McAfee labs revealed their results and evaluations from a comprehensive investigation of AI voice-cloning technology and its application by cyber criminals. They revealed that since each person's voice is unique, it is the verbal counterpart of a biometric fingerprint and is a generally regarded and trustworthy source.
However, 86% of Indian adults share their voice data via social media or in recorded notes at least once weekly. Given this and the assistance of AI-generated voice cloning, it has become a powerful tool in cybercriminals' arsenals worldwide.
The popularity and usage of AI tools have made it easier to alter photographs, videos, texts, and, most alarmingly, the voices of relatives, close friends, loved ones, and celebrities.
As mentioned before, according to McAfee's report, scammers are using AI technology to clone voices and then send false voicemails or voice notes or even phone the victim's contact directly, posing a risk.
It utilized one of these programs to replicate a researcher's voice tone to navigate how it worked. With just three to four seconds of recorded speech, the free tool generated a convincing clone of the researcher's voice with an estimated 85% match.
The team was able to record 100 prompts for a mere 0.0006 per second of audio produced, resulting in a higher-quality output, and with the next premium plan, the team was able to add elements like emotion and accent, to render the voice indistinguishable from what was real.
With increased investment and effort in the cloning business, voice-matching capabilities would increase significantly, rendering AI voice scams a global menace. The report noted that they had no trouble imitating pronunciations from well-known countries.
Popular accents, typically from the United States, the United Kingdom, India, or Australia, were easier to reproduce. Cloning a person's voice with an unusual tempo, rhythm, or accent was more difficult and less likely to succeed.
However, the more precise the clone develops, the more likely it is to manipulate someone for money. With the advancement of technology, a scammer can easily make thousands of rupees in minutes which is getting scarier than ever.
Are you aware of the recent $1 million AI Kidnapping Scam?
Jennifer DeStefano, an Arizona mother, allegedly received a call from a scammer who duplicated her daughter's voice and pretended to kidnap her. She received a call from an unknown number, and when she answered, she heard her daughter screaming and saying, "Mom, I'm messed up."
Since her daughter was on a skiing vacation out of town, the scammer had a great opportunity to rob her bank.

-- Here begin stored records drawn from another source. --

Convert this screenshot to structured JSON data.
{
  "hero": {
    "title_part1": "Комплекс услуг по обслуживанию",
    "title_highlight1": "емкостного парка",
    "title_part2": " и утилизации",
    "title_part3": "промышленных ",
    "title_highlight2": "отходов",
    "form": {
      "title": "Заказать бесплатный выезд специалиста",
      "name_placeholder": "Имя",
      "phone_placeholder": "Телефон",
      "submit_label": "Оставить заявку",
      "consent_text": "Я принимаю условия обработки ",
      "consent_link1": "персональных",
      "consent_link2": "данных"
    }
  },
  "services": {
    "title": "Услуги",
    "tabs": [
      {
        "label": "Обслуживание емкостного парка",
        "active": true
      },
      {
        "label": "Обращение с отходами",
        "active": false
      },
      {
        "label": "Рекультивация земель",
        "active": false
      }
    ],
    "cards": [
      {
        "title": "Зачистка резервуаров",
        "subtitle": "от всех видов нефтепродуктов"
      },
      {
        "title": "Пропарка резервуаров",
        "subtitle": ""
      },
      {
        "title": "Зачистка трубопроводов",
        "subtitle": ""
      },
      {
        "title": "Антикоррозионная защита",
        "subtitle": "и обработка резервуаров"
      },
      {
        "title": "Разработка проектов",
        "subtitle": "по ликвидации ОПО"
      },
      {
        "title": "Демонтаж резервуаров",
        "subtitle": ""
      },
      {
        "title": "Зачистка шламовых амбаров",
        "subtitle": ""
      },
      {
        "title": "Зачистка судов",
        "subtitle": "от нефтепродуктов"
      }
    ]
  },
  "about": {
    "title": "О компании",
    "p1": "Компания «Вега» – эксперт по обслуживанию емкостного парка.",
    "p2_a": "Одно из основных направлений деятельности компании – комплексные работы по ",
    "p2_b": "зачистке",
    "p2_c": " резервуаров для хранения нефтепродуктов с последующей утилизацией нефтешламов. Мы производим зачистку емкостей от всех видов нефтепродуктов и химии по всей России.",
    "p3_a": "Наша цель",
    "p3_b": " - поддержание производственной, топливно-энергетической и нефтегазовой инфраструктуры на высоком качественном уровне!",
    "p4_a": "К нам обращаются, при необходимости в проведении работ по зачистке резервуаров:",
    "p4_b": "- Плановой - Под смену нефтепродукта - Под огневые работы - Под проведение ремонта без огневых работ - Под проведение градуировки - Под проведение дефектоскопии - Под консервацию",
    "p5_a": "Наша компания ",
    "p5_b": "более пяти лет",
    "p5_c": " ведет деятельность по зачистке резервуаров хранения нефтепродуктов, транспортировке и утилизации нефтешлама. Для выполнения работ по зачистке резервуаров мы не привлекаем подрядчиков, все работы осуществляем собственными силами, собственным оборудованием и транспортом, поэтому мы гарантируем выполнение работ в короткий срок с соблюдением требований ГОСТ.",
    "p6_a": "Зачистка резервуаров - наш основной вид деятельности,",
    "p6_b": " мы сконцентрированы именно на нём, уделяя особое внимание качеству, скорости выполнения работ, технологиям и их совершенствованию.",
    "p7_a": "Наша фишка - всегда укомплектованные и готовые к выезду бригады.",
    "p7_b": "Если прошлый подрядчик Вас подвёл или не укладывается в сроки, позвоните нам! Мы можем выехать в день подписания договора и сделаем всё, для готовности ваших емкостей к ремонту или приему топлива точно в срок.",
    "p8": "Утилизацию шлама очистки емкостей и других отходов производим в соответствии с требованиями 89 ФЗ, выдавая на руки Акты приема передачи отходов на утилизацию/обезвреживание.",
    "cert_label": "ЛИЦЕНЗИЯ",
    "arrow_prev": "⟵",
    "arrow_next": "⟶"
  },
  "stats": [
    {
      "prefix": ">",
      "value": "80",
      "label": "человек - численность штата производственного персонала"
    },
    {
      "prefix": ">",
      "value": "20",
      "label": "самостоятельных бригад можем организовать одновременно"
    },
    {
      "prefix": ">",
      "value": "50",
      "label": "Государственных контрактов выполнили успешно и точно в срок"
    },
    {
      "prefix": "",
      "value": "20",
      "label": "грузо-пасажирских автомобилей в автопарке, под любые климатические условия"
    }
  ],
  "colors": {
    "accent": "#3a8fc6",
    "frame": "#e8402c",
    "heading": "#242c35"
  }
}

She later reported that a man's voice told her daughter to put her head back and lie down and said:
"Lister here, I've got your daughter."
While the scammer was speaking, her daughter's voice called out for help in the background, and she believed it was her daughter. "It was completely her voice," she added, "and it was the same way she would have cried and never doubted for one second if it wasn't her."
The scammer initially demanded $1 million but eventually reduced it to $50,000 by threatening to kill them if she would not deliver the money. He warned her not to call the cops, or he would inject her with something laced with drugs.
After a panicked questionaries string of events involving a $1 million ransom demand, the mother went into the dance class shaking and crying for help. A 911 call attempting to reach her daughter exposed the "kidnapping" as a scam.
Brianna had no idea and contacted her mother to tell her that she didn't know what the fuss was about and that everything was OK. Also, it turned out that everything was normal since she was with her father instead.
Jennifer further emphasized that her daughter does not have any social media profiles. But there was one school interview that might have led to the sampling of her voice or someone from the local grounds becoming aware of the matter.